Berdiam di dua titik ekstrem pendulum emosi manusia, kecewa dan gembira adalah pasangan abadi yang tak terpisahkan.  Ketika kita terayun ke salah satu sisi, maka pada saat yang sama kita telah menyediakan diri untuk dihempaskan ke sisi yang lain.

Semakin lebar lintasan titik ekstrem emosi kegembiraan dan kesedihan kita, akan semakin sakit pula kita dibuatnya.  Orang yang paling keras tawanya adalah juga orang yang paling keras tangisnya.

Untuk menuju sikap emosi ideal yang cenderung stabil, luapan kegembiraan dan kekecewaan harus diredam sebisa mungkin.  Kita harus belajar untuk mengambil reaksi biasa-biasa saja terhadap apapun yang terjadi.

Emosi yang fluktuatif adalah buah dari pandangan yang masih tertumbuk pada sebab-sebab lahiriah.  Mata fisik kita boleh mengarah pada perbuatan manusia, namun pandangan batin kita harus menembus melampaui itu.  Kita mesti pula “melihat” adanya kehendak Yang Maha Mengetahui dan Maha Kuasa di balik itu semua.

Tidak ada kejadian sekecil apapun yang luput dari ketentuan Allah.  Segala yang dikehendaki-Nya untuk terjadi telah dituliskan bahkan jauh sebelum kita ada.  Bencana yang mematikan, lahirnya seorang bayi, ataupun pecahnya sebuah perkawinan telah ada kepastian terjadinya.  Tidak ada hal baru, semua telah tercatat pada naskah yang sangat purba.

Karena peristiwa demi peristiwa adalah rangkaian kepastian, tidak ada alasan bagi kita untuk terpuruk kecewa atau melambung gembira dalam menyikapinya.  Toh, kejadiannya memang harus demikian.  Tidak ada kemungkinan lain.

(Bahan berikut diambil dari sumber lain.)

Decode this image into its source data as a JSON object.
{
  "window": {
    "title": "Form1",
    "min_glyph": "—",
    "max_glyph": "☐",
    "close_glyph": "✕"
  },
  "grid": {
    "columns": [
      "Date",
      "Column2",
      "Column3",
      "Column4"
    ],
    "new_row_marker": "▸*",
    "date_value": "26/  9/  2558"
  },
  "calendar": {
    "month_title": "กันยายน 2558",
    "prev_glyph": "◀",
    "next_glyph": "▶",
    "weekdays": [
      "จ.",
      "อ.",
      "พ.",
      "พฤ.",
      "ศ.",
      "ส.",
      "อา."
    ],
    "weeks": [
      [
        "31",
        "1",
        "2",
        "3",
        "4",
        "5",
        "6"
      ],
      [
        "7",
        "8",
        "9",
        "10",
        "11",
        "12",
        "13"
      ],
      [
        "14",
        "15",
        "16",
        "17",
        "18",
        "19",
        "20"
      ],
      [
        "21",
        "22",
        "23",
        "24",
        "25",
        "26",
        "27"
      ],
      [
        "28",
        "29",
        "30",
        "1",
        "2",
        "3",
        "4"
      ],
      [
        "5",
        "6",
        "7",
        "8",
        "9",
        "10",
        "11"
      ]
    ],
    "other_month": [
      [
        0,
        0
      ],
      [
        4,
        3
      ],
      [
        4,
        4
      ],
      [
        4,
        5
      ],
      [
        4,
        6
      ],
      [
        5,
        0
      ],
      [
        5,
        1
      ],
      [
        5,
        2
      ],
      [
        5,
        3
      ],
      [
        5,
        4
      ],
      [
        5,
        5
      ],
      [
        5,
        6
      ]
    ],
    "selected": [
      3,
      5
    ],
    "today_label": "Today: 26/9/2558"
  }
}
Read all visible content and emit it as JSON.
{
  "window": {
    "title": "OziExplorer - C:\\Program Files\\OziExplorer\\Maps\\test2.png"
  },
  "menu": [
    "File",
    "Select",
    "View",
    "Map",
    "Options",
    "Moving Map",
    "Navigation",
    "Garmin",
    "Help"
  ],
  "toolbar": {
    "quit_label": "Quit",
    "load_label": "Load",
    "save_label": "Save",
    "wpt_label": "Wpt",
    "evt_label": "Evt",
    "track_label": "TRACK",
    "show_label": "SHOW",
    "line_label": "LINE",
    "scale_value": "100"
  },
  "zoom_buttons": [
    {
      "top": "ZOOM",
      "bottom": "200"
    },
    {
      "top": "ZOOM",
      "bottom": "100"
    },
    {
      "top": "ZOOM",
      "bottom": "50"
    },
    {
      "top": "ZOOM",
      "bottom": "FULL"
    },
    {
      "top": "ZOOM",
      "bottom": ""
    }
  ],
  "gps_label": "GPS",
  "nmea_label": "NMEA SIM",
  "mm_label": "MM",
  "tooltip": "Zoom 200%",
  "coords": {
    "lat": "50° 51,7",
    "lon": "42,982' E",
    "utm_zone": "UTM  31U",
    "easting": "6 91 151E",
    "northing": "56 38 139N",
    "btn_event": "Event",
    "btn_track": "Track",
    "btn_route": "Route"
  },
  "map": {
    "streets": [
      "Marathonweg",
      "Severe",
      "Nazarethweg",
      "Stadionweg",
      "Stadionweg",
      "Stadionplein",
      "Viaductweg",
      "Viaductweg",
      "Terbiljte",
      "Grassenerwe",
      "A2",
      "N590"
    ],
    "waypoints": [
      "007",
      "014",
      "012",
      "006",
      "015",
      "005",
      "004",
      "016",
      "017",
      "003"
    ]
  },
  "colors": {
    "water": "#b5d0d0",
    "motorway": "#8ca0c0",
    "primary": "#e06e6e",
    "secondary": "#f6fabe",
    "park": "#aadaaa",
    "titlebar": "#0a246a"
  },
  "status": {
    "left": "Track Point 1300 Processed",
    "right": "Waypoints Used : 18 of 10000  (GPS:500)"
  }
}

“Tiada penderitaan yang menimpa di bumi dan tidak (pula) pada diri-diri kalian selain ada di dalam kitab sebelum Kami menciptakannya.  Sesungguhnya yang demikian itu mudah bagi Allah.  Supaya kalian tidak bersedih karena apa yang luput dari kalian, dan tidak (pula) bergembira dengan apa yang diberi kepada kalian.  Dan Allah tidak menyukai setiap orang yang sombong, membanggakan diri.” (Quran 57:22-23)

Jalan kehidupan yang disabdakan oleh Allah Yang Pengasih dan Penyayang telah sempurna dalam kebenaran maupun keadilannya.  Tidak mudah untuk menerima bahwa kenyataan-kenyataan hidup, terutama yang tidak menyenangkan, sebagai adil dan sempurna bila kita tidak menyadari ketidaktahuan kita.

Umumnya manusia hanya bisa melihat sisi terluar dari sebuah peristiwa, dan langsung membuat penilaian dari apa yang dilihatnya itu.  Padahal peristiwa demi peristiwa di dalam kehidupan ini saling terjalin dengan rumitnya, dan tiap peristiwa memiliki dimensi-dimensi kebenarannya sendiri yang sering baru terlihat setelah peristiwa itu lama berlalu.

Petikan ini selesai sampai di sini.